Peter Leroy

Love at First Sight
 

Her eyes reflected that rather puzzled look that in women is sometimes the prelude to an inclination for the man on whom it is directed.
 
          Nicholas Jenkins in Anthony Powell’s
          The Acceptance World



 

Albertine Appears

After I returned to my home town of Babbington, New York, from the Summer Institute in Mathematics, Physics, and Weaponry in Corosso, New Mexico, I met Albertine Gaudet and my life took a turn. The following is a chapter in the tale of that turn.

My Finances Force Me to Act

From Best That Test: Your Guide to the Comprehensive College Competency Exam

Complete the following calculation as Mr. Micawber completed it in David Copperfield.
“Annual income twenty pounds, annual expenditure nineteen pounds nineteen and six, result _____. Annual income twenty pounds, annual expenditure twenty pounds ought and six, result _____.”

  1. happiness / misery
  2. profit / loss
  3. six pence to the good / six pence in the hole
  4. ‘We’re in the Money’ / ‘Nobody Loves You When You’re Down and Out’

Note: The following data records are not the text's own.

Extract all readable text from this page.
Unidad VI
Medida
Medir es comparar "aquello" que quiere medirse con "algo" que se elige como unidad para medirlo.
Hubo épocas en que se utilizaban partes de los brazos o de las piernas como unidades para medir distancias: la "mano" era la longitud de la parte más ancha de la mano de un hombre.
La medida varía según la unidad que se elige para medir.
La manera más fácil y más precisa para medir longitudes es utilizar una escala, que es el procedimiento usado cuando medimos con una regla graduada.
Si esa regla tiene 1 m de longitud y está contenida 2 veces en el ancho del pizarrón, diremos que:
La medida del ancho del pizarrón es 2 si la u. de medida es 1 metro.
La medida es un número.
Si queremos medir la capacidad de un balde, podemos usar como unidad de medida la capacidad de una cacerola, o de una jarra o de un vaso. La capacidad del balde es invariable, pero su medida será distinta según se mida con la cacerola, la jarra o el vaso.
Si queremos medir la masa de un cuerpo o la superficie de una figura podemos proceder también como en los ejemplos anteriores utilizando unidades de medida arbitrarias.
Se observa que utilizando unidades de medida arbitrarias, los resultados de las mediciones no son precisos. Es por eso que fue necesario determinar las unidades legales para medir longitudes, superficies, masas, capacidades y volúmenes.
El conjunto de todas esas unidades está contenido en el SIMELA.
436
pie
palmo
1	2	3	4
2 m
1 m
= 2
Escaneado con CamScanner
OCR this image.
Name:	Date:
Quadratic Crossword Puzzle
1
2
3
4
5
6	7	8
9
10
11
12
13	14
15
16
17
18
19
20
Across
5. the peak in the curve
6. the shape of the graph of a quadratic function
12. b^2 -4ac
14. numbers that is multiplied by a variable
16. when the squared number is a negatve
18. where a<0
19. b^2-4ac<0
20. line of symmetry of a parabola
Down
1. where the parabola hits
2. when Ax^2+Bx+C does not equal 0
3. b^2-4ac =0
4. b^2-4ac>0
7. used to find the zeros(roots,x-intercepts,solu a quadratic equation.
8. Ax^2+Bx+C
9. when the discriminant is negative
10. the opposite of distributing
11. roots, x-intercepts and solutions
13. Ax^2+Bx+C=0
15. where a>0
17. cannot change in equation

    I was nearly broke, and I was about to enter the most important school year in my young life. I needed money. I considered begging, borrowing, or stealing it, but I decided that I was going to have to work for it.
    I didn’t like work, but I would do it when there was no way to avoid it. I had done casual work for years, after school, on weekends, and in the summer—mowing my neighbors’ lawns, pulling their weeds, washing their windows, even attempting to repair their radios—and I had delivered the local newspaper. Now, however, I needed something that would bring me enough money for the leisure pursuits that make a high school student’s senior year memorable, and enough to put on a show. I was somebody now, a young man of some standing in Babbington, and I ought to look the part. My parents couldn’t spare me more than pocket change, so I was going to have to earn some serious money on my own.
    When I asked myself whether there was any place where I would actually like to work, Porky White’s clam bar, Kap’n Klam, came immediately to mind. Working there was a possibility, but something about it kept me from embracing the idea fully. I didn’t know what that something was, not yet, but it made me shrug and say to my mother that I didn’t know where to look for work.
    “Flip through a magazine,” she suggested. “Look at the ads. They ought to give you an idea.”
    I did as she said, and it worked. I actually did discover a line of work that I would enjoy doing, but after some reflection, I concluded that photographers specializing in girls in bathing suits probably had experience and connections that I couldn’t acquire in time to earn some money to finance the pleasures of my senior year.
    So I walked down to Kap’n Klam. I bought a clamburger, and before I had finished eating it I knew why I didn’t want to work there.
    “I don’t want to work here,” I said to Porky.
    “Of course not,” he said. “None of your friends are here.”
    I glanced around the room. He was right. Although there were many customers from Babbington High, none of my pals was there.
    “Where are they?” I asked.
    “They’re over at the shopping center. It’s the latest spot. The trend-setters hang out there.”
    The shopping center had been built at the westernmost edge of town. There were many stores there, some large, some small, some swanky, some decidedly not. Porky had an outlet there, the second Kap’n Klam in the world, was a tiny place just outside the center itself, but close enough to attract shopping-center visitors.
    “How do you know that the trend-setters hang out there?” I asked.
    “How do I know that? I know that because I keep my ear to the ground, that’s how I know that. When the kids talk, Porky listens. Kids are a big part of our profits, Peter, and in the future they’re going to be even bigger. Kids like clams, they like to hang out, they drink soda by the gallon!, and they eat french fries by the ton. I can hardly keep up with them. When I overheard some kids talking about meeting at the shopping center, I knew what to do. Bang! I opened my little Kap’n Klam over there as fast as I could. And it’s working.”
    “But—why do they like the shopping center?”
    “Search me. I don’t know why, but they do.”
    “I don’t want to work there, either,” I said.
    “Why not?” he asked.
    “I’d be embarrassed,” I said.
    “Embarrassed?” he said. “There’s something about our venture that embarrasses you, Mister Investor?”
    “Waiting on kids from Babbington High would embarrass me.”
    “I wait on them, and it doesn’t embarrass me.”
    “It’s not the same,” I said.
    He looked at me long and hard. Then he frowned and said, “Yeah. I guess it’s not.” He thought for a minute, then he asked me, “How about observing them and reporting to me, keeping me up to date on the latest, whatever it is. Would that embarrass you?”
    “Do you mean spying?” I said with mock outrage.
    “Yeah. Spying. Why don’t you go over there and see what’s going on? Be my spy. Let me know how the trends are trending. Bring me reports.”
    I suppose that I should have suffered a period of anguished self-examination, an internal struggle over the ethics of spying, and that I should have subjected myself to a deep, searching, and painfully honest examination of the responsibilities of friendship, but I didn’t. I just asked, “How much would it pay?”